3. Head-to-head comparison of the HEART score with the TIMI and GRACE scores showed superiority.
● Last year, Cam Berg introduced us to his accelerated diagnostic protocol for low risk chest pain which utilized the TIMI score. The TIMI score has some drawbacks. Now we have the HEART score which targets the patients we see every day.
● The HEART score is a 10 point system which includes history, EKG, age, risk factors and troponin. It is a predictor of a major cardiac event in 6 weeks.
o Backus, BE et al. A prospective validation of the HEART score for chest pain patients at the emergency department. Int J Cardiol. 2013 Oct 3;168(3):2153-8. PMID: 23465250
The HEART score for chest pain patients at the emergency department |
||
History |
Highly Suspicious |
2 |
Moderately Suspicious |
1 |
|
Slightly or non-suspicious |
0 |
|
ECG |
Significant ST-depression |
2 |
Nonspecific repolarization disturbance |
1 |
|
Normal |
0 |
|
Age |
> 65 years |
2 |
>45 - <65 years |
1 |
|
< 45 years |
0 |
|
Risk factors |
> 3 risk factors or history of atherosclerotic disease |
2 |
1 or 2 risk factors |
1 |
|
No risk factors known |
0 |
|
Troponin |
> 3x normal limit |
2 |
>1-<3x normal limit |
1 |
|
< Normal limit |
0 |
Modified from: Backus et al.
● The HEART score offers a chance for emergency medicine to coalesce around a single vehicle that is relatively intuitive and allow us to identify enough low risk patients to send home on a consistent basis. The TIMI score and GRACE scores don’t identify enough patients as low risk. We can’t keep admitting more and more of these low risk patients to our hospitalists and cardiologists. We need a rule that will allow us to send a good sized group of low risk chest pain patients home.

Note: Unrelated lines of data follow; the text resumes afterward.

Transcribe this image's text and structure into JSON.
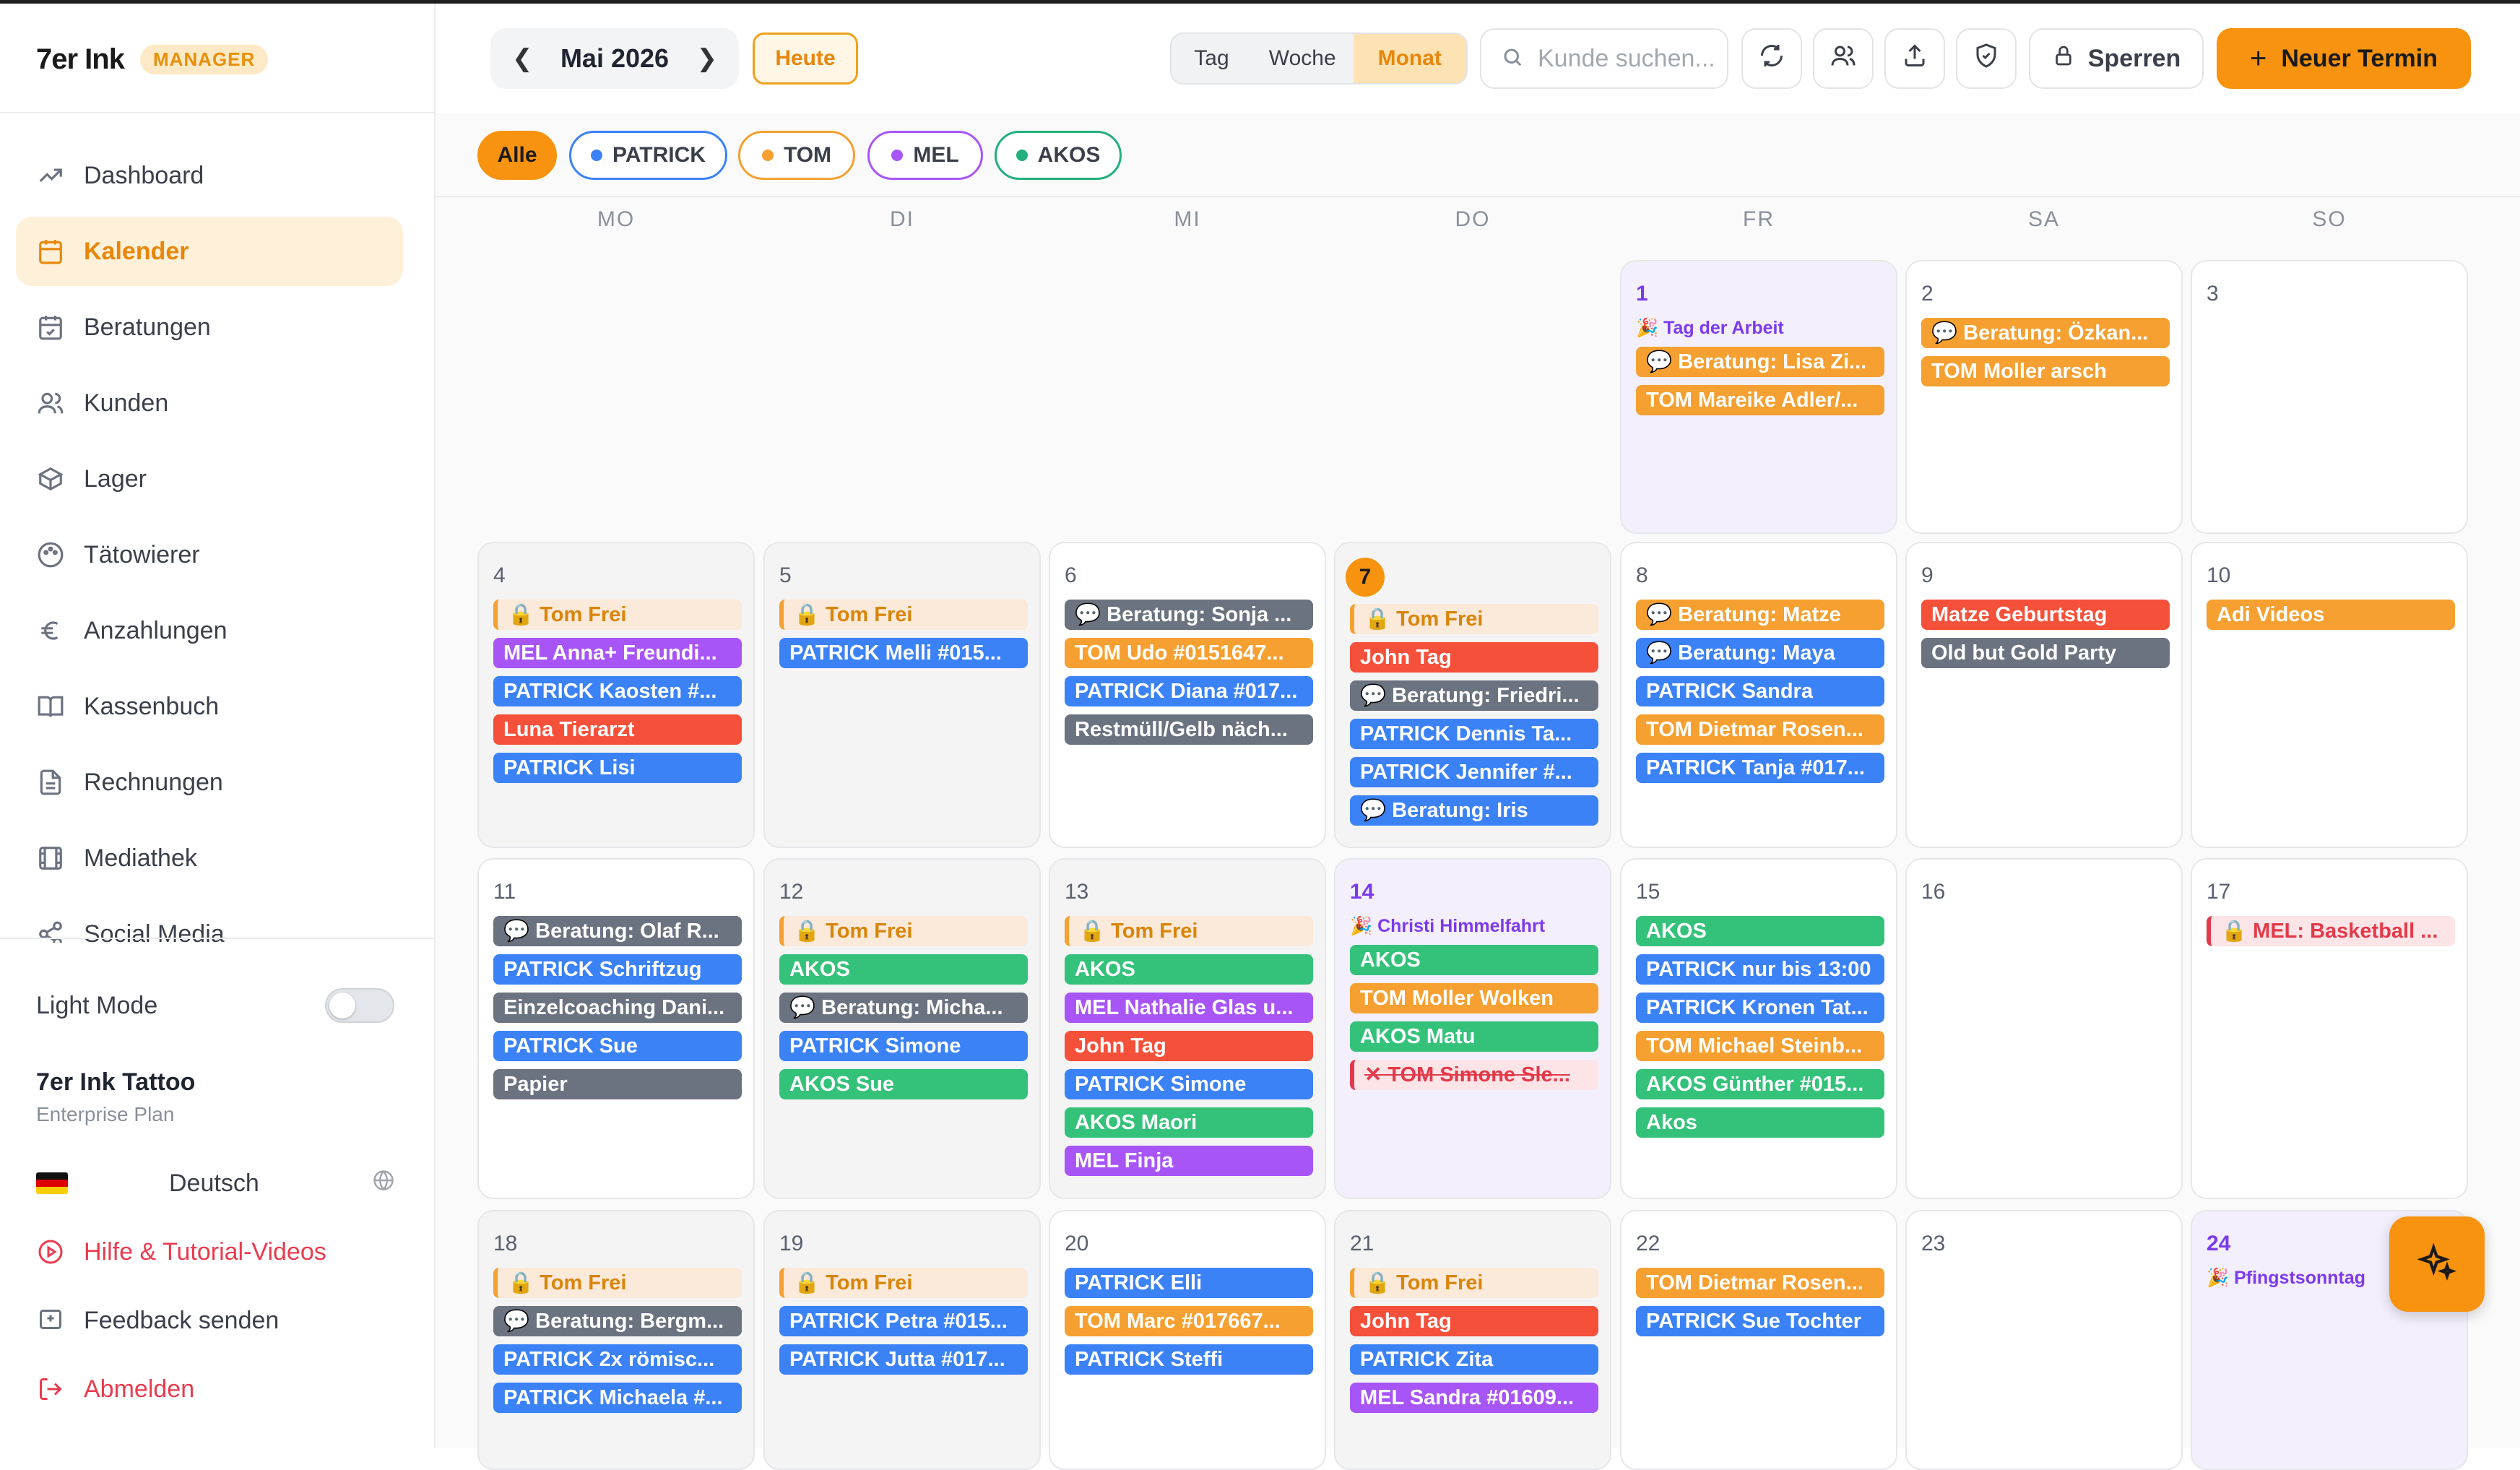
{
  "app": {
    "brand": "7er Ink",
    "badge": "MANAGER"
  },
  "sidebar": {
    "items": [
      {
        "label": "Dashboard",
        "icon": "trend-up-icon"
      },
      {
        "label": "Kalender",
        "icon": "calendar-icon",
        "active": true
      },
      {
        "label": "Beratungen",
        "icon": "calendar-check-icon"
      },
      {
        "label": "Kunden",
        "icon": "users-icon"
      },
      {
        "label": "Lager",
        "icon": "box-icon"
      },
      {
        "label": "Tätowierer",
        "icon": "palette-icon"
      },
      {
        "label": "Anzahlungen",
        "icon": "euro-icon"
      },
      {
        "label": "Kassenbuch",
        "icon": "book-icon"
      },
      {
        "label": "Rechnungen",
        "icon": "document-icon"
      },
      {
        "label": "Mediathek",
        "icon": "film-icon"
      },
      {
        "label": "Social Media",
        "icon": "share-icon"
      }
    ],
    "light_mode_label": "Light Mode",
    "org_name": "7er Ink Tattoo",
    "org_plan": "Enterprise Plan",
    "language": "Deutsch",
    "help_label": "Hilfe & Tutorial-Videos",
    "feedback_label": "Feedback senden",
    "logout_label": "Abmelden"
  },
  "toolbar": {
    "month_label": "Mai 2026",
    "today_label": "Heute",
    "views": [
      "Tag",
      "Woche",
      "Monat"
    ],
    "selected_view": "Monat",
    "search_placeholder": "Kunde suchen...",
    "lock_label": "Sperren",
    "new_label": "Neuer Termin"
  },
  "filters": [
    {
      "label": "Alle",
      "selected": true
    },
    {
      "label": "PATRICK",
      "color": "#3b82f6"
    },
    {
      "label": "TOM",
      "color": "#f5a030"
    },
    {
      "label": "MEL",
      "color": "#a855f7"
    },
    {
      "label": "AKOS",
      "color": "#22b07d"
    }
  ],
  "weekdays": [
    "MO",
    "DI",
    "MI",
    "DO",
    "FR",
    "SA",
    "SO"
  ],
  "colors": {
    "accent": "#f7930f",
    "patrick": "#3b82f6",
    "tom": "#f5a030",
    "mel": "#a855f7",
    "akos": "#34c27a",
    "red": "#f5503a",
    "gray": "#6b7280",
    "holiday": "#7c3aed"
  },
  "weeks": [
    [
      null,
      null,
      null,
      null,
      {
        "day": "1",
        "holiday": "🎉 Tag der Arbeit",
        "events": [
          {
            "text": "💬 Beratung: Lisa Zi...",
            "type": "orange"
          },
          {
            "text": "TOM Mareike Adler/...",
            "type": "orange"
          }
        ]
      },
      {
        "day": "2",
        "events": [
          {
            "text": "💬 Beratung: Özkan...",
            "type": "orange"
          },
          {
            "text": "TOM Moller arsch",
            "type": "orange"
          }
        ]
      },
      {
        "day": "3",
        "events": []
      }
    ],
    [
      {
        "day": "4",
        "past": true,
        "events": [
          {
            "text": "🔒 Tom Frei",
            "type": "frei"
          },
          {
            "text": "MEL Anna+ Freundi...",
            "type": "purple"
          },
          {
            "text": "PATRICK Kaosten #...",
            "type": "blue"
          },
          {
            "text": "Luna Tierarzt",
            "type": "red"
          },
          {
            "text": "PATRICK Lisi",
            "type": "blue"
          }
        ]
      },
      {
        "day": "5",
        "past": true,
        "events": [
          {
            "text": "🔒 Tom Frei",
            "type": "frei"
          },
          {
            "text": "PATRICK Melli #015...",
            "type": "blue"
          }
        ]
      },
      {
        "day": "6",
        "events": [
          {
            "text": "💬 Beratung: Sonja ...",
            "type": "gray"
          },
          {
            "text": "TOM Udo #0151647...",
            "type": "orange"
          },
          {
            "text": "PATRICK Diana #017...",
            "type": "blue"
          },
          {
            "text": "Restmüll/Gelb näch...",
            "type": "gray"
          }
        ]
      },
      {
        "day": "7",
        "today": true,
        "past": true,
        "events": [
          {
            "text": "🔒 Tom Frei",
            "type": "frei"
          },
          {
            "text": "John Tag",
            "type": "red"
          },
          {
            "text": "💬 Beratung: Friedri...",
            "type": "gray"
          },
          {
            "text": "PATRICK Dennis Ta...",
            "type": "blue"
          },
          {
            "text": "PATRICK Jennifer #...",
            "type": "blue"
          },
          {
            "text": "💬 Beratung: Iris",
            "type": "blue"
          }
        ]
      },
      {
        "day": "8",
        "events": [
          {
            "text": "💬 Beratung: Matze",
            "type": "orange"
          },
          {
            "text": "💬 Beratung: Maya",
            "type": "blue"
          },
          {
            "text": "PATRICK Sandra",
            "type": "blue"
          },
          {
            "text": "TOM Dietmar Rosen...",
            "type": "orange"
          },
          {
            "text": "PATRICK Tanja #017...",
            "type": "blue"
          }
        ]
      },
      {
        "day": "9",
        "events": [
          {
            "text": "Matze Geburtstag",
            "type": "red"
          },
          {
            "text": "Old but Gold Party",
            "type": "gray"
          }
        ]
      },
      {
        "day": "10",
        "events": [
          {
            "text": "Adi Videos",
            "type": "orange"
          }
        ]
      }
    ],
    [
      {
        "day": "11",
        "events": [
          {
            "text": "💬 Beratung: Olaf R...",
            "type": "gray"
          },
          {
            "text": "PATRICK Schriftzug",
            "type": "blue"
          },
          {
            "text": "Einzelcoaching Dani...",
            "type": "gray"
          },
          {
            "text": "PATRICK Sue",
            "type": "blue"
          },
          {
            "text": "Papier",
            "type": "gray"
          }
        ]
      },
      {
        "day": "12",
        "past": true,
        "events": [
          {
            "text": "🔒 Tom Frei",
            "type": "frei"
          },
          {
            "text": "AKOS",
            "type": "green"
          },
          {
            "text": "💬 Beratung: Micha...",
            "type": "gray"
          },
          {
            "text": "PATRICK Simone",
            "type": "blue"
          },
          {
            "text": "AKOS Sue",
            "type": "green"
          }
        ]
      },
      {
        "day": "13",
        "past": true,
        "events": [
          {
            "text": "🔒 Tom Frei",
            "type": "frei"
          },
          {
            "text": "AKOS",
            "type": "green"
          },
          {
            "text": "MEL Nathalie Glas u...",
            "type": "purple"
          },
          {
            "text": "John Tag",
            "type": "red"
          },
          {
            "text": "PATRICK Simone",
            "type": "blue"
          },
          {
            "text": "AKOS Maori",
            "type": "green"
          },
          {
            "text": "MEL Finja",
            "type": "purple"
          }
        ]
      },
      {
        "day": "14",
        "holiday": "🎉 Christi Himmelfahrt",
        "events": [
          {
            "text": "AKOS",
            "type": "green"
          },
          {
            "text": "TOM Moller Wolken",
            "type": "orange"
          },
          {
            "text": "AKOS Matu",
            "type": "green"
          },
          {
            "text": "✕ TOM Simone Sle...",
            "type": "cancel"
          }
        ]
      },
      {
        "day": "15",
        "events": [
          {
            "text": "AKOS",
            "type": "green"
          },
          {
            "text": "PATRICK nur bis 13:00",
            "type": "blue"
          },
          {
            "text": "PATRICK Kronen Tat...",
            "type": "blue"
          },
          {
            "text": "TOM Michael Steinb...",
            "type": "orange"
          },
          {
            "text": "AKOS Günther #015...",
            "type": "green"
          },
          {
            "text": "Akos",
            "type": "green"
          }
        ]
      },
      {
        "day": "16",
        "events": []
      },
      {
        "day": "17",
        "events": [
          {
            "text": "🔒 MEL: Basketball ...",
            "type": "pinkred"
          }
        ]
      }
    ],
    [
      {
        "day": "18",
        "past": true,
        "events": [
          {
            "text": "🔒 Tom Frei",
            "type": "frei"
          },
          {
            "text": "💬 Beratung: Bergm...",
            "type": "gray"
          },
          {
            "text": "PATRICK 2x römisc...",
            "type": "blue"
          },
          {
            "text": "PATRICK Michaela #...",
            "type": "blue"
          }
        ]
      },
      {
        "day": "19",
        "past": true,
        "events": [
          {
            "text": "🔒 Tom Frei",
            "type": "frei"
          },
          {
            "text": "PATRICK Petra #015...",
            "type": "blue"
          },
          {
            "text": "PATRICK Jutta #017...",
            "type": "blue"
          }
        ]
      },
      {
        "day": "20",
        "events": [
          {
            "text": "PATRICK Elli",
            "type": "blue"
          },
          {
            "text": "TOM Marc #017667...",
            "type": "orange"
          },
          {
            "text": "PATRICK Steffi",
            "type": "blue"
          }
        ]
      },
      {
        "day": "21",
        "past": true,
        "events": [
          {
            "text": "🔒 Tom Frei",
            "type": "frei"
          },
          {
            "text": "John Tag",
            "type": "red"
          },
          {
            "text": "PATRICK Zita",
            "type": "blue"
          },
          {
            "text": "MEL Sandra #01609...",
            "type": "purple"
          }
        ]
      },
      {
        "day": "22",
        "events": [
          {
            "text": "TOM Dietmar Rosen...",
            "type": "orange"
          },
          {
            "text": "PATRICK Sue Tochter",
            "type": "blue"
          }
        ]
      },
      {
        "day": "23",
        "events": []
      },
      {
        "day": "24",
        "holiday": "🎉 Pfingstsonntag",
        "events": []
      }
    ]
  ]
}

● Unlike the other decision instruments, the HEART score also identifies a high risk group of patients. If the patient has a HEART score of >6, the possibility of a major adverse cardiac event in the next thirty days is 50.1%. These patients will need a cardiology consult. This decision instrument will carve off a group of patients from the bottom and identify a small group of high risk patients from the top.

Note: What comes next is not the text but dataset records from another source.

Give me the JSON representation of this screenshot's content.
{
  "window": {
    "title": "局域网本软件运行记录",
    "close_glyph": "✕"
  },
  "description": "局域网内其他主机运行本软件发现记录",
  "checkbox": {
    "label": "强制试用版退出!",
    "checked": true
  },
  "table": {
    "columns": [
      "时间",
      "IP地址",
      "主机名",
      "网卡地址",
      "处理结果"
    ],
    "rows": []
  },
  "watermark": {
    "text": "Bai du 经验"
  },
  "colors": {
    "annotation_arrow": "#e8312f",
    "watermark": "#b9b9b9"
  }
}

o A TIMI score of 0-1 only identifies about 5% of patients. However, a HEART score of 0-3 identifies 36.4% of patients. The HEART score is much better at allowing an emergency physician to select a reasonably sized group of patients who can go home and receive risk stratification as an outpatient.
● Many of the previous decision rules focused on sensitivity at the expense of specificity due to concern about missing an MI. The HEART score appears to be a better calibration toward greater specificity. So why do the numbers look better? It is not a static playing field. We now have a troponin with high sensitivity that is included in the clinical scoring system. We may be making some progress toward stopping unnecessary work-ups.

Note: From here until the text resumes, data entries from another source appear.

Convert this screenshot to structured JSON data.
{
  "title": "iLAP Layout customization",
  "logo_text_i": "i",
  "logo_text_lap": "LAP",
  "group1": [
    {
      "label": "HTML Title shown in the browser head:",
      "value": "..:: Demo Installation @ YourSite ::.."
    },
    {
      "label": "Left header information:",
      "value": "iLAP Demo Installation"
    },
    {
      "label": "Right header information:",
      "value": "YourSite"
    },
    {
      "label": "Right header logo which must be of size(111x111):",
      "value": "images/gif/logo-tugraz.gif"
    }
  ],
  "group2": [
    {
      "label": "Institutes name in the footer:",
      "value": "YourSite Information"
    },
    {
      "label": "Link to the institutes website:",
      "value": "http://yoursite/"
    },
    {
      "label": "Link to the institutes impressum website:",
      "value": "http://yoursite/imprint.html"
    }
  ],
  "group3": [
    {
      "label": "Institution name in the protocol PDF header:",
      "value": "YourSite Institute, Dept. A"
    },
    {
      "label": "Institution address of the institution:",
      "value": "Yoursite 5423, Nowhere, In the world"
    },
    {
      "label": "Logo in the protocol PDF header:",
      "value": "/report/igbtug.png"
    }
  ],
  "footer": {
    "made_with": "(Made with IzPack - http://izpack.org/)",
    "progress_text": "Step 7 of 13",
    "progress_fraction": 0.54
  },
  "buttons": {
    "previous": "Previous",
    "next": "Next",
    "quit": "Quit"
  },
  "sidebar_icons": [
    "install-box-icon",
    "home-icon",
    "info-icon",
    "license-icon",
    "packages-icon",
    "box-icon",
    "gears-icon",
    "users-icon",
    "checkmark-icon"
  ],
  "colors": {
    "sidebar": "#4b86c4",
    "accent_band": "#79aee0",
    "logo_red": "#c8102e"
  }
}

● What does the data say? The Backus study included 2440 patients. The data was gathered prospectively. TIMI and GRACE scores were also obtained on patients and compared head-to-head to the HEART score. They found that the HEART score outperformed the TIMI and GRACE scores.
● It would be nice to coalesce around one rule to help establish a standard of care. This is an area where the standard of care is thrown at us all of the time. Missed MI and missed ACS are responsible for the highest dollar losses in malpractice cases. If you miss an MI, you will likely lose that case. Maybe this would be less true if we could coalesce around the HEART score. An expert could say, “This person followed our standard of care. The HEART score was 2 or 3 and they sent them home for outpatient workup”. If we were all using it, it would be defendable as well as being the right thing for patients.
James C. - February 14, 2016 8:59 PM
How exactly does everyone handle known CAD in the setting of the heart score. For example, a patient who had a single stent 10 years ago, and has done well since? Their score might actually be low risk, as known CAD is not actually given any points if you follow the scoring scheme. Does the HEART score not apply if they have known CAD?
Daniel A. - November 9, 2016 12:34 AM
James, the score gives 2 points for a history of CAD. See the risk factor component.